While Rex sorted through the hangers of grey sweatpants (straight-legged, not cuffed, he emphasized) I hit the cookbooks. I always find a sense of comfort in reading the spines of cookbooks purged from Canadian kitchens. It’s like the books know me as well as I know them.
Like Anne Lindsay’s The Lighthearted Cookbook. This was a title embraced by my mom after my dad had a heart attack at age 48. The recipes were straight forward, practical, and stripped of fat and fun. I was just 18 at the time, too young to understand what my mother must have been going through. How swapping out butter for vegetable oil and sprinkling rubbery fat-free mozzarella on our Friday night pizza’s must have given her a wobbly sense of control in the midst of a tough time. She wasn’t the only one who leaned into this book. I found four copies scattered throughout the rows of metal shelves. The former book shop worker in me lined them up together with their spines straight and smooth.

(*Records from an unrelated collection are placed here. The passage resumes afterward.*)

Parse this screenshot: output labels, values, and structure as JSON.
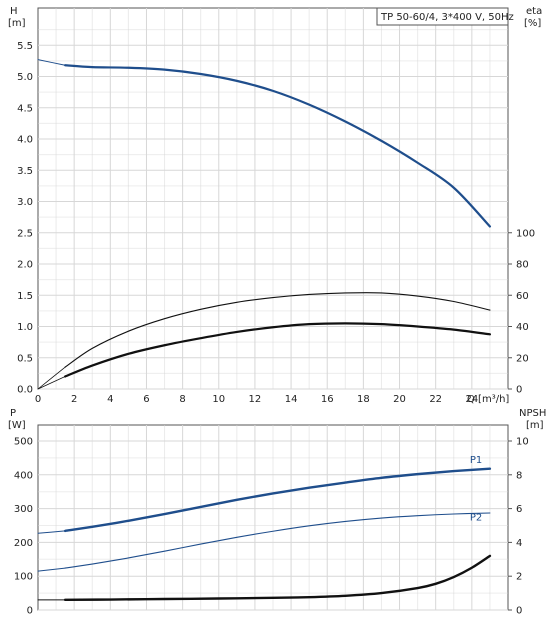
{
  "chart_data": [
    {
      "type": "line",
      "title": "TP 50-60/4, 3*400 V, 50Hz",
      "xlabel": "Q [m³/h]",
      "x_unit_label": "Q [m³/h]",
      "x_ticks": [
        "0",
        "2",
        "4",
        "6",
        "8",
        "10",
        "12",
        "14",
        "16",
        "18",
        "20",
        "22",
        "24"
      ],
      "xlim": [
        0,
        26
      ],
      "left_axis": {
        "label_line1": "H",
        "label_line2": "[m]",
        "ticks": [
          "0.0",
          "0.5",
          "1.0",
          "1.5",
          "2.0",
          "2.5",
          "3.0",
          "3.5",
          "4.0",
          "4.5",
          "5.0",
          "5.5"
        ],
        "ylim": [
          0,
          6.0
        ]
      },
      "right_axis": {
        "label_line1": "eta",
        "label_line2": "[%]",
        "ticks": [
          "0",
          "20",
          "40",
          "60",
          "80",
          "100"
        ],
        "ylim": [
          0,
          100
        ]
      },
      "grid": true,
      "series": [
        {
          "axis": "left",
          "color": "#1f4e8c",
          "width": 2.2,
          "x": [
            1.5,
            3,
            5,
            7,
            9,
            11,
            13,
            15,
            17,
            19,
            21,
            23,
            25
          ],
          "y": [
            5.18,
            5.15,
            5.14,
            5.11,
            5.04,
            4.93,
            4.77,
            4.55,
            4.28,
            3.97,
            3.62,
            3.22,
            2.6
          ]
        },
        {
          "axis": "left",
          "color": "#1f4e8c",
          "width": 1,
          "x": [
            0,
            1.5
          ],
          "y": [
            5.27,
            5.18
          ]
        },
        {
          "axis": "right",
          "color": "#111111",
          "width": 1.1,
          "x": [
            1.5,
            3,
            5,
            7,
            9,
            11,
            13,
            15,
            17,
            19,
            21,
            23,
            25
          ],
          "y": [
            14,
            26,
            37,
            45,
            51,
            55.5,
            58.5,
            60.5,
            61.5,
            61.5,
            59.5,
            56,
            50.5
          ]
        },
        {
          "axis": "right",
          "color": "#111111",
          "width": 0.8,
          "x": [
            0,
            1.5
          ],
          "y": [
            0,
            14
          ]
        },
        {
          "axis": "right",
          "color": "#111111",
          "width": 2.2,
          "x": [
            1.5,
            3,
            5,
            7,
            9,
            11,
            13,
            15,
            17,
            19,
            21,
            23,
            25
          ],
          "y": [
            8,
            15,
            22.5,
            28,
            32.5,
            36.5,
            39.5,
            41.5,
            42,
            41.5,
            40,
            38,
            35
          ]
        },
        {
          "axis": "right",
          "color": "#111111",
          "width": 0.8,
          "x": [
            0,
            1.5
          ],
          "y": [
            0,
            8
          ]
        }
      ]
    },
    {
      "type": "line",
      "xlim": [
        0,
        26
      ],
      "left_axis": {
        "label_line1": "P",
        "label_line2": "[W]",
        "ticks": [
          "0",
          "100",
          "200",
          "300",
          "400",
          "500"
        ],
        "ylim": [
          0,
          500
        ]
      },
      "right_axis": {
        "label_line1": "NPSH",
        "label_line2": "[m]",
        "ticks": [
          "0",
          "2",
          "4",
          "6",
          "8",
          "10"
        ],
        "ylim": [
          0,
          10
        ]
      },
      "grid": true,
      "series": [
        {
          "name": "P1",
          "axis": "left",
          "color": "#1f4e8c",
          "width": 2.4,
          "x": [
            1.5,
            3,
            5,
            7,
            9,
            11,
            13,
            15,
            17,
            19,
            21,
            23,
            25
          ],
          "y": [
            234,
            246,
            264,
            284,
            305,
            326,
            345,
            362,
            377,
            391,
            402,
            411,
            418
          ]
        },
        {
          "axis": "left",
          "color": "#1f4e8c",
          "width": 1,
          "x": [
            0,
            1.5
          ],
          "y": [
            227,
            234
          ]
        },
        {
          "name": "P2",
          "axis": "left",
          "color": "#1f4e8c",
          "width": 1.1,
          "x": [
            1.5,
            3,
            5,
            7,
            9,
            11,
            13,
            15,
            17,
            19,
            21,
            23,
            25
          ],
          "y": [
            124,
            136,
            154,
            174,
            195,
            215,
            233,
            249,
            262,
            272,
            279,
            284,
            287
          ]
        },
        {
          "axis": "left",
          "color": "#1f4e8c",
          "width": 1,
          "x": [
            0,
            1.5
          ],
          "y": [
            115,
            124
          ]
        },
        {
          "axis": "right",
          "color": "#111111",
          "width": 2.4,
          "x": [
            1.5,
            4,
            7,
            10,
            13,
            15,
            17,
            19,
            21,
            22,
            23,
            24,
            25
          ],
          "y": [
            0.6,
            0.62,
            0.65,
            0.68,
            0.72,
            0.76,
            0.84,
            1.0,
            1.3,
            1.55,
            1.95,
            2.5,
            3.2
          ]
        },
        {
          "axis": "right",
          "color": "#111111",
          "width": 1,
          "x": [
            0,
            1.5
          ],
          "y": [
            0.6,
            0.6
          ]
        }
      ],
      "labels": [
        {
          "text": "P1",
          "x": 24,
          "y": 435,
          "axis": "left",
          "color": "#1f4e8c"
        },
        {
          "text": "P2",
          "x": 24,
          "y": 265,
          "axis": "left",
          "color": "#1f4e8c"
        }
      ]
    }
  ]
}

Or the Company’s Coming series by Jean Paré. Paré was a caterer from Alberta who wrote her first cookbook at age 53 and went on to sell 30 million cookbooks by her retirement in 2011. I imagined her chocolate book was in there somewhere on the shelves. I worked as a food stylist, twenty-five years ago, on the Halifax leg of that book tour. I remember Paré, with her short perm and large circular glasses, making chocolate cups on live television by dipping balloons into warm chocolate. I remember the chocolate dipped balloons resting on parchment as planned. Then I remember one balloon, freshly coated in melted chocolate, popping then spinning around the host, spraying her canary yellow jacket, again and again, until the camera cut to commercial. I didn’t see the whole horror show; I turned my back mid-spray and quietly whimpered in the corner of the television studio.
I wish I had had the foresight to sit down with Paré and ask her about motherhood, divorce, remarriage and finding your calling in your 50’s. About selling her books on spinning carousels at hardware stores and other practical places where you least expect to find cookbooks. The books aren’t my style, but others loved them. I counted 30 on the top shelf alone.
When Rex appeared I was sinking into chef Gabrielle Hamilton’s memoir Blood, Bones & Butter. I remember reading The Lamb Roast, a story Hamilton wrote in The New Yorker that chronicled her childhood in a flavourful, ‘the Royal Tenenbaums meet small-town America,’ kind of way. I never made it to Prune, Hamilton’s New York restaurant that’s been closed since 2020. I now have the chance to get to know her through her writing, for just $4.99.
Rex didn’t have any luck in the sweatpant department. He is learning that thrifting is a process, a journey, and sometimes an opportunity to learn something about yourself.
Lindsay, your story-telling is so smooth - like a well made choccie mousse.
Can I say I laughed at loud at the balloon story?
Best wishes.
Who would ever imagine that a collection of thrift store cookbooks would serve as the perfect tool for so many delightful stories? Nice work, Lindsay! And what a great evening with Rex. Hope he finds his sweatpants on the next try!